Заплакал маленький Александр, протягивая ручонки к маме. Она взяла его, посадила к себе на колени, поцеловала в голову и прижала к себе.

Старый воин, шатаясь, вышел на крыльцо. Прямо перед ним несла свои воды Ока-кормилица.

Лев Гаврилович дошёл до воды, присел на огромный валун и сжал голову обеими руками.

– Ока, наша матушка, – шептал, не утирая слёз, – целебны твои воды, легка твоя прохлада, богаты твои недра. Многие народы живут по твоим берегам, но никто и нигде не любит тебя так, как мы – природные рязане. Распахни свои волны, забери меня, окаянного, но верни сына моего возлюбленного, верни мне Евпатия, живого и невредимого.

И зарыдал, тяжко, по-волчьи, подвывая.

– Господи, прости меня, грешного, прости мне мои языческие вопли, – бормотал сквозь рыдания. – Но тут поневоле возопишь, когда такое творится… Я должон был идти в тот треклятый поход! Я, а не мой возлюбленный сыне! Как я теперь отмолю свои грехи перед Тобой, Господи?

Отпетые и помянутые

Не щадящие живота своего на Калке, уже не единожды отпетые и помянутые Евпатий и Найдён въезжали в стольную Рязань через Пронские ворота. Солнце стояло в зените и пекло немилосердно, донимала мшица[1], зудели комары и мухи.

Друзья основательно разомлели и уже почти съезжали с сёдел.

– Давай на Оку, а, Евпатий? – мечтательно попросил Найдён. – Выкупаемся, а потом и к своим – бодрыми и свежими.

– Сначала к своим, – возразил Евпатий. – Поди, уж извелись целиком. Ужо батюшка мне задаст!

Дозорные у ворот и на башне остановили окриком:

– Стой, кто идёт!

– Кто идёт? – передразнил Найдён. – У тебя, Истома, от жары памороки всякие. Ты что, не видишь, что мы не идём, а едем. На конях.

– Найдён?! – не поверил своим глазам дозорный. Подошёл ближе, опасливо заглянул в глаза, перевёл взгляд на Евпатия.

– Боже правый!.. – только и выговорил. – Братцы, вас же нынче вся Рязань поминает. Курьян, Лавр! Это Евпатий и Найдён! Мигом сюда!

Дозорные почти кубарем скатились по лестницам.

– Отцы-святители! – загалдели радостно. – Вот кудесы-то![2]

 

Бросились обниматься.

– Други, погодите, – сказал Евпатий. – Нас и взаправду похоронили и отпели, а нынче поминают?

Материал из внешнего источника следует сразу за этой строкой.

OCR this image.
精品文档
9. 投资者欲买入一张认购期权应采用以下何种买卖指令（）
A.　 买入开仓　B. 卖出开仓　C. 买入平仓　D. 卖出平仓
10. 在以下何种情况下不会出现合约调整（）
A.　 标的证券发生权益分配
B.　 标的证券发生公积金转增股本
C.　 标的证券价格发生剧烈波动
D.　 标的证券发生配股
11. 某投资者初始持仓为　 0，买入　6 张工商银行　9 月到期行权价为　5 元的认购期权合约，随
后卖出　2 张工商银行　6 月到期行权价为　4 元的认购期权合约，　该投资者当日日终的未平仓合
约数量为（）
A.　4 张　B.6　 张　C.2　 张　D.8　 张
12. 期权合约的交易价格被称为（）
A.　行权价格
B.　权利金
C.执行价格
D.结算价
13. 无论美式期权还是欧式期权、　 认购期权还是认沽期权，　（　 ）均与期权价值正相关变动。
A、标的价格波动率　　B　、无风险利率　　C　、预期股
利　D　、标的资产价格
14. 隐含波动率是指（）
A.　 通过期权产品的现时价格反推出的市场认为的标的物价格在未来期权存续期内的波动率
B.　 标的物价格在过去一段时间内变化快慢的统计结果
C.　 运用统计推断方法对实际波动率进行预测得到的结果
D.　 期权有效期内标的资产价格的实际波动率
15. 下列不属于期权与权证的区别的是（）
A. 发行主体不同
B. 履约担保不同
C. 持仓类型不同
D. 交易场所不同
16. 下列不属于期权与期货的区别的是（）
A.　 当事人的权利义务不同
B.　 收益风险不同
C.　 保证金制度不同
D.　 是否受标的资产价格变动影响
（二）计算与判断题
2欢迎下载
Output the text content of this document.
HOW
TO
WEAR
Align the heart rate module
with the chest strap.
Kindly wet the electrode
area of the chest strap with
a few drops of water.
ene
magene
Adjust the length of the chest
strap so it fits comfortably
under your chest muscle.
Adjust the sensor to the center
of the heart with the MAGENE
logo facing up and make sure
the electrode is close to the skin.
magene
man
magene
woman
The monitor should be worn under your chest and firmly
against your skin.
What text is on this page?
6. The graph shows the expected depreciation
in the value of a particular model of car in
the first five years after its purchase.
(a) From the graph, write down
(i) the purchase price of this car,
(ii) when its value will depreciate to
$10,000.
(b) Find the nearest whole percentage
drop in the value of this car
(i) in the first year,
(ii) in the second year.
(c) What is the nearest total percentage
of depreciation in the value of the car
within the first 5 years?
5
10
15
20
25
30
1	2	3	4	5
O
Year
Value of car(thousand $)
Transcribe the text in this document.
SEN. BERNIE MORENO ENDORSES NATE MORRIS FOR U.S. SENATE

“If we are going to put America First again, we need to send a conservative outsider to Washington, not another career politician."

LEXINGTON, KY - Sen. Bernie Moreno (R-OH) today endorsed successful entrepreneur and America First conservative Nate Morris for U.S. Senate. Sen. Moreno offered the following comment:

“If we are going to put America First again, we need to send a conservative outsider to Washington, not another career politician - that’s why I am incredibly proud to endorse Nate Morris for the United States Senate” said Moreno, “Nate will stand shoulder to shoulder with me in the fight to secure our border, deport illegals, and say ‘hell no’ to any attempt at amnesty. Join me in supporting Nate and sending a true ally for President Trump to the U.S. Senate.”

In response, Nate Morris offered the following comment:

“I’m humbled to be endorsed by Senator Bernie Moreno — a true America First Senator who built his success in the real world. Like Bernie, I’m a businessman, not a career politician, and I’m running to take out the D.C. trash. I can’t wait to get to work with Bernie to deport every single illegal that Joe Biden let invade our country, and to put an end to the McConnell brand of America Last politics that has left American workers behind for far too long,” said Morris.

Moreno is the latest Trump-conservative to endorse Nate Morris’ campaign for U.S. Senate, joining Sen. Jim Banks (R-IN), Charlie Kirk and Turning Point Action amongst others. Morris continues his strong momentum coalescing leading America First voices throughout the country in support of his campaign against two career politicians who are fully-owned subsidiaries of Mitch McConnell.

– Истинный Бог! – перекрестился Лавр. – Нынче сороковины. Вся Рязань в тереме Льва Гаврилыча. А мы вот дозорим… Слышь, колокол звонит?

Над Рязанью плыл погребальный звон колокольни Успенского собора.

– Это твой братка старший Дем… нет, теперь отец Василий, приказал. Аж туга забирает.

До Евпатия только начал доходить сокровенный смысл всего сказанного.

– Господи Боже ты мой! – воскликнул он горестно. – Это что ж мы с тобой натворили, друже? А теперь живо за мной!

И оба всадника, нетерпеливо понукая коней, поскакали на Подол.

«Хороший я муж, – думал Евпатий, – хороший сын и брат… А отец какой! Хорошо, Олёша (Александр) не в годах, несмышлёныш. А мать, отец, Елена!.. Она убивается, мать с отцом стареют и седеют. Ну а как я мог им сообщить, что вживе, как?»

Евпатий не искал себе оправданий, но сообщить о себе действительно было никак. Но подумал об этом только теперь, а допрежь того даже не помыслил.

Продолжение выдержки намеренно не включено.